We can pick 2 strategies for an upgrade:
- Beef up storage by buying batteries which can carry us through more cloudy days.
- Beef up our panels to milk more amps out of cloudy days.
The former doesn’t make sense for us right now, battery lifetimes wouldn’t be in sync, and they freeze on the really cold days which is not advisable for their long term performance. Batteries are very expensive and we know that whatever we get will take a beating. In a few years, when we have a root cellar, we’ll also have an ideal place for batteries which won’t be subject to drastic temperature swings, then it will make sense to upgrade those. In the meantime, the only strategy left to to milk the cloudy days for more by buying more panels.
I expanded on the existing frames made of pressure treated 2x4s. It looks a little eclectic and that’s ok, it works well :). We do get very high winds here so I have to build sturdy or I’ll be picking panels off the ground after a storm.
Because we have more panels, everything downstream also needed to be upgraded. Truth be told, it needed to be upgraded a while back. I was definitely pushing the gauge of the wiring, and a lot of things I had done poorly as I was learning. I rewired everything with better gear, better knowledge, and dare I say better skills.
Each solar panel now gets its own wiring, with an on/off switch and a diode to prevent electricity feedback. The panels have their own diode locally to prevent feedback damage, but between they and the control panel, there’s a lot of wire one could make mistakes with. Working together, they can produce 100 Amps and so you really don’t want feedback. I soldered heavily (and uglily) any connection I could.
The solar on/off button casing is an fork from the previous on/off switch casing but with room for a diode and made so they can stack.

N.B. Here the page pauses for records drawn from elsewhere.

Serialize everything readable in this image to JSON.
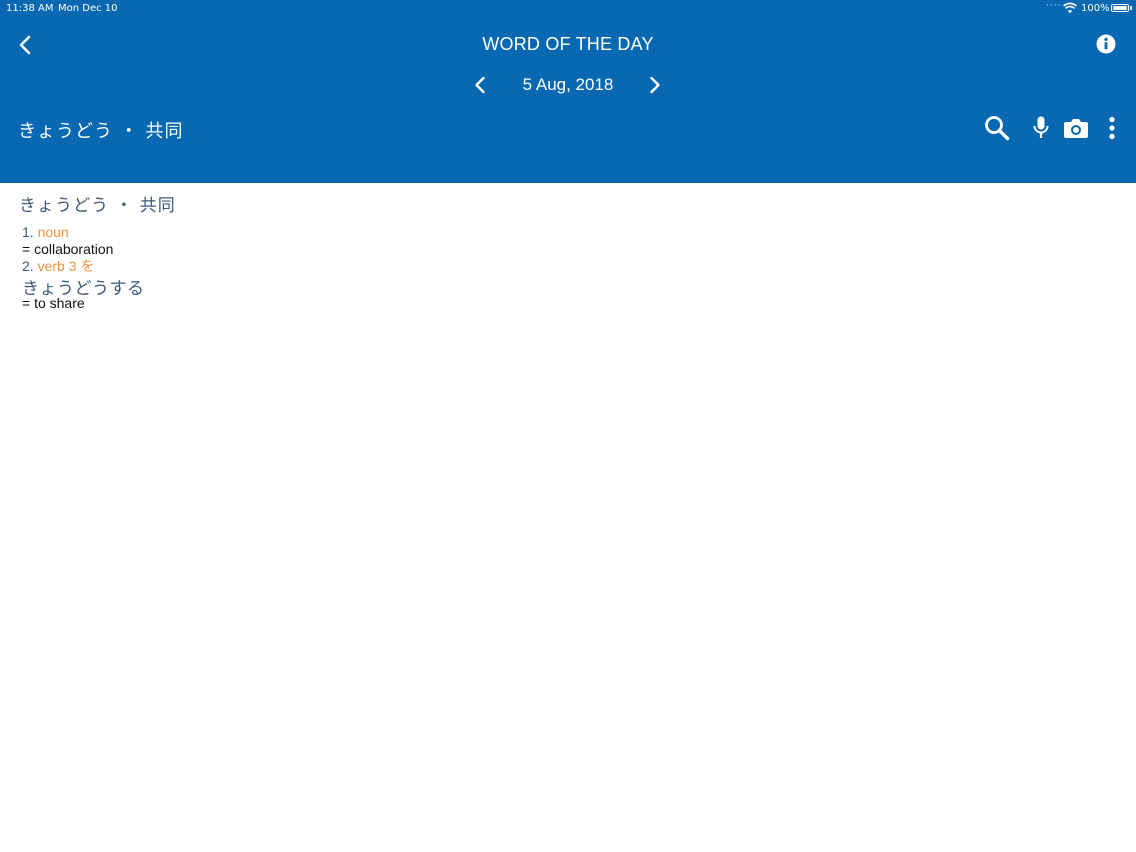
{
  "status_bar": {
    "time": "11:38 AM",
    "date": "Mon Dec 10",
    "battery": "100%"
  },
  "header": {
    "title": "WORD OF THE DAY",
    "date": "5 Aug, 2018",
    "search_query": "きょうどう ・ 共同"
  },
  "entry": {
    "headword": "きょうどう ・ 共同",
    "senses": [
      {
        "number": "1.",
        "pos": "noun",
        "gloss": "= collaboration"
      },
      {
        "number": "2.",
        "pos": "verb 3 を",
        "form": "きょうどうする",
        "gloss": "= to share"
      }
    ]
  },
  "colors": {
    "header_bg": "#0868b2",
    "headword": "#3e5a7a",
    "pos": "#f0903a"
  },
  "icons": [
    "back-icon",
    "info-icon",
    "chevron-left-icon",
    "chevron-right-icon",
    "search-icon",
    "microphone-icon",
    "camera-icon",
    "more-vertical-icon",
    "wifi-icon",
    "battery-icon"
  ]
}
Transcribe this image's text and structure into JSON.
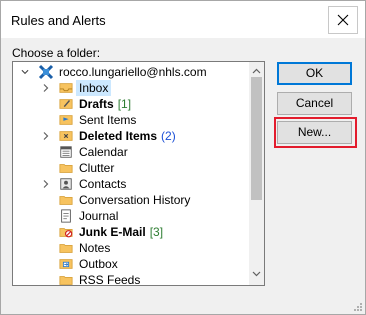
{
  "dialog": {
    "title": "Rules and Alerts",
    "choose_label": "Choose a folder:"
  },
  "tree": {
    "account": "rocco.lungariello@nhls.com",
    "items": [
      {
        "label": "Inbox",
        "icon": "inbox-folder-icon",
        "bold": false,
        "count": "",
        "count_color": "",
        "expandable": true,
        "selected": true
      },
      {
        "label": "Drafts",
        "icon": "drafts-folder-icon",
        "bold": true,
        "count": "[1]",
        "count_color": "#2e7d32",
        "expandable": false,
        "selected": false
      },
      {
        "label": "Sent Items",
        "icon": "sent-items-icon",
        "bold": false,
        "count": "",
        "count_color": "",
        "expandable": false,
        "selected": false
      },
      {
        "label": "Deleted Items",
        "icon": "deleted-items-icon",
        "bold": true,
        "count": "(2)",
        "count_color": "#1a4fd6",
        "expandable": true,
        "selected": false
      },
      {
        "label": "Calendar",
        "icon": "calendar-icon",
        "bold": false,
        "count": "",
        "count_color": "",
        "expandable": false,
        "selected": false
      },
      {
        "label": "Clutter",
        "icon": "folder-icon",
        "bold": false,
        "count": "",
        "count_color": "",
        "expandable": false,
        "selected": false
      },
      {
        "label": "Contacts",
        "icon": "contacts-icon",
        "bold": false,
        "count": "",
        "count_color": "",
        "expandable": true,
        "selected": false
      },
      {
        "label": "Conversation History",
        "icon": "folder-icon",
        "bold": false,
        "count": "",
        "count_color": "",
        "expandable": false,
        "selected": false
      },
      {
        "label": "Journal",
        "icon": "journal-icon",
        "bold": false,
        "count": "",
        "count_color": "",
        "expandable": false,
        "selected": false
      },
      {
        "label": "Junk E-Mail",
        "icon": "junk-email-icon",
        "bold": true,
        "count": "[3]",
        "count_color": "#2e7d32",
        "expandable": false,
        "selected": false
      },
      {
        "label": "Notes",
        "icon": "notes-icon",
        "bold": false,
        "count": "",
        "count_color": "",
        "expandable": false,
        "selected": false
      },
      {
        "label": "Outbox",
        "icon": "outbox-icon",
        "bold": false,
        "count": "",
        "count_color": "",
        "expandable": false,
        "selected": false
      },
      {
        "label": "RSS Feeds",
        "icon": "rss-feeds-icon",
        "bold": false,
        "count": "",
        "count_color": "",
        "expandable": false,
        "selected": false
      }
    ]
  },
  "buttons": {
    "ok": "OK",
    "cancel": "Cancel",
    "new": "New..."
  },
  "colors": {
    "selection": "#cce8ff",
    "highlight_border": "#e31c2d",
    "default_button_border": "#0078d7"
  }
}
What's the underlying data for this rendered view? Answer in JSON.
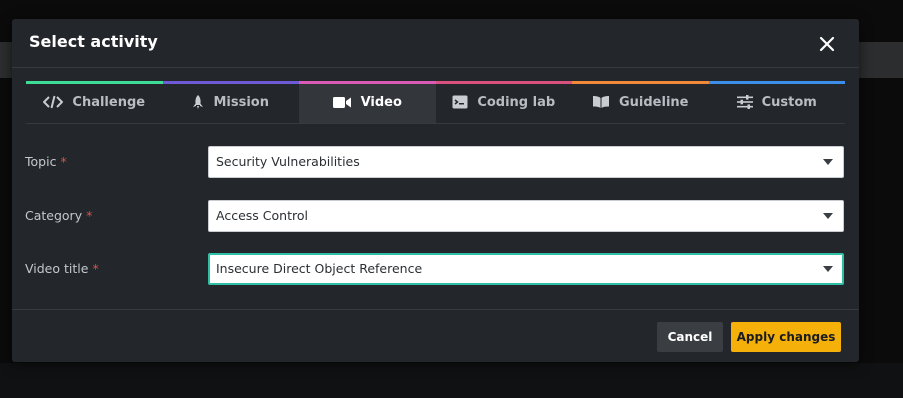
{
  "dialog": {
    "title": "Select activity"
  },
  "tabs": [
    {
      "label": "Challenge",
      "icon": "code-icon",
      "color": "#3ddc97",
      "active": false
    },
    {
      "label": "Mission",
      "icon": "rocket-icon",
      "color": "#6e5ad6",
      "active": false
    },
    {
      "label": "Video",
      "icon": "video-camera-icon",
      "color": "#d95bb6",
      "active": true
    },
    {
      "label": "Coding lab",
      "icon": "coding-lab-icon",
      "color": "#d94f7d",
      "active": false
    },
    {
      "label": "Guideline",
      "icon": "book-icon",
      "color": "#f08a3a",
      "active": false
    },
    {
      "label": "Custom",
      "icon": "sliders-icon",
      "color": "#3c8ee8",
      "active": false
    }
  ],
  "form": {
    "topic": {
      "label": "Topic",
      "required_mark": "*",
      "value": "Security Vulnerabilities"
    },
    "category": {
      "label": "Category",
      "required_mark": "*",
      "value": "Access Control"
    },
    "video_title": {
      "label": "Video title",
      "required_mark": "*",
      "value": "Insecure Direct Object Reference"
    }
  },
  "footer": {
    "cancel_label": "Cancel",
    "apply_label": "Apply changes"
  },
  "colors": {
    "accent_apply": "#f5b10a",
    "focus_border": "#2fbfa6",
    "required": "#d9534f"
  }
}
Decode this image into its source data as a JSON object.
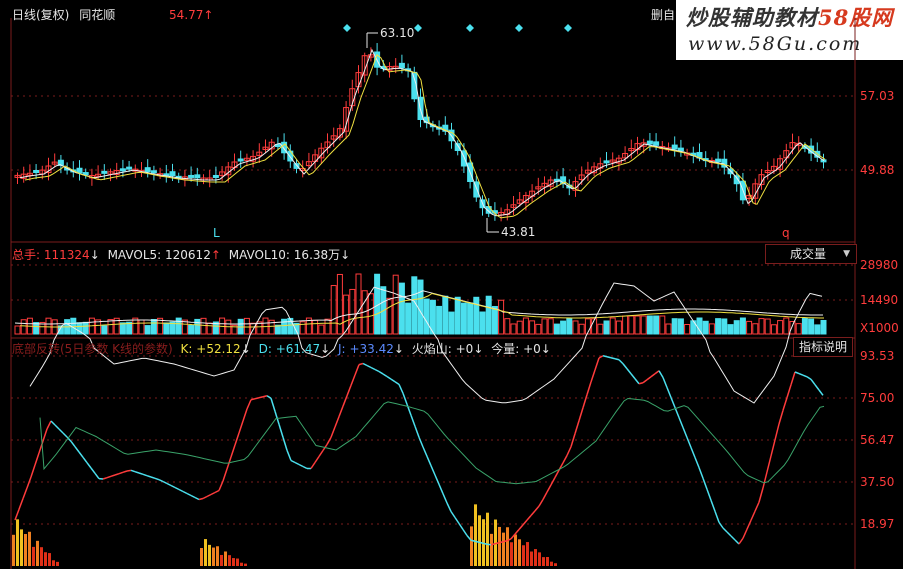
{
  "header": {
    "chart_mode": "日线(复权)",
    "stock_name": "同花顺",
    "last_price": "54.77",
    "last_arrow": "↑",
    "corner_text": "删自"
  },
  "price_panel": {
    "high_label": "63.10",
    "low_label": "43.81",
    "axis_labels": [
      "57.03",
      "49.88"
    ],
    "marker_L": "L",
    "marker_q": "q"
  },
  "volume_panel": {
    "total_label": "总手:",
    "total_value": "111324",
    "total_arrow": "↓",
    "mavol5_label": "MAVOL5:",
    "mavol5_value": "120612",
    "mavol5_arrow": "↑",
    "mavol10_label": "MAVOL10:",
    "mavol10_value": "16.38万",
    "mavol10_arrow": "↓",
    "indicator_select": "成交量",
    "axis_labels": [
      "28980",
      "14490",
      "X1000"
    ]
  },
  "indicator_panel": {
    "name_label": "底部反转(5日参数 K线的参数)",
    "k_label": "K:",
    "k_value": "+52.12",
    "k_arrow": "↓",
    "d_label": "D:",
    "d_value": "+61.47",
    "d_arrow": "↓",
    "j_label": "J:",
    "j_value": "+33.42",
    "j_arrow": "↓",
    "fire_label": "火焰山:",
    "fire_value": "+0",
    "fire_arrow": "↓",
    "vol_label": "今量:",
    "vol_value": "+0",
    "vol_arrow": "↓",
    "help_button": "指标说明",
    "axis_labels": [
      "93.53",
      "75.00",
      "56.47",
      "37.50",
      "18.97"
    ]
  },
  "watermark": {
    "line1_a": "炒股辅助教材",
    "line1_b": "58股网",
    "line2": "www.58Gu.com"
  },
  "colors": {
    "up": "#ff3c3c",
    "down": "#4be0ee",
    "grid": "#7a1d1d",
    "ma_white": "#f0f0f0",
    "ma_yellow": "#f0e040",
    "ma_green": "#3aa36a"
  }
}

Long story short, it took several days of work to rewire all 18 solar panels and create this awesome control panel. There are still a few things I need to polish or position better. I “reverse-engineered” what powers our fiber ONT so I wouldn’t have to rely on an inverter to power a UPS to power it (ouch for efficiency). Turns out it just needs 12V, guess what I have plenty of in this solar shed? I got a 12V power cleaner (the aluminum radiator looking square to the right) to at least give it a very clean 12V, the other pins are optional signal pins to take various UPS actions based on power scenarios. It really didn’t make sense to jump through all these hoops to have a 12V battery backup when my whole system is essentially a 12V battery backup. We’ll see if anyone comes knocking on my door :).
Robin enjoyed playing with the switches, including the big catchunking one. We experimented with various scenarios, compared panel outputs et cetera. This was a nice unforeseen side effect this design.
All in all I still have a bit of work, but I knew exactly what I was doing and didn’t make a single wiring mistake which is really nice. I used to be way more puzzled by how to wire something much more basic than this. The charge controller stopped working mid-day, that’s because it stops at 80 Amps and the panels had reached this. Fortunately, it was very easy to turn off 4 panels and the system worked again. It’ll be just as easy to re-add them on a cloudy day. The real solution will be to upgrade the charge controller, this will be left for another time. With the Sun almost gone well behind the tree line, we were still making 2Amps, this is now definitely a nice setup :). “Legit Brah” as Robin would say.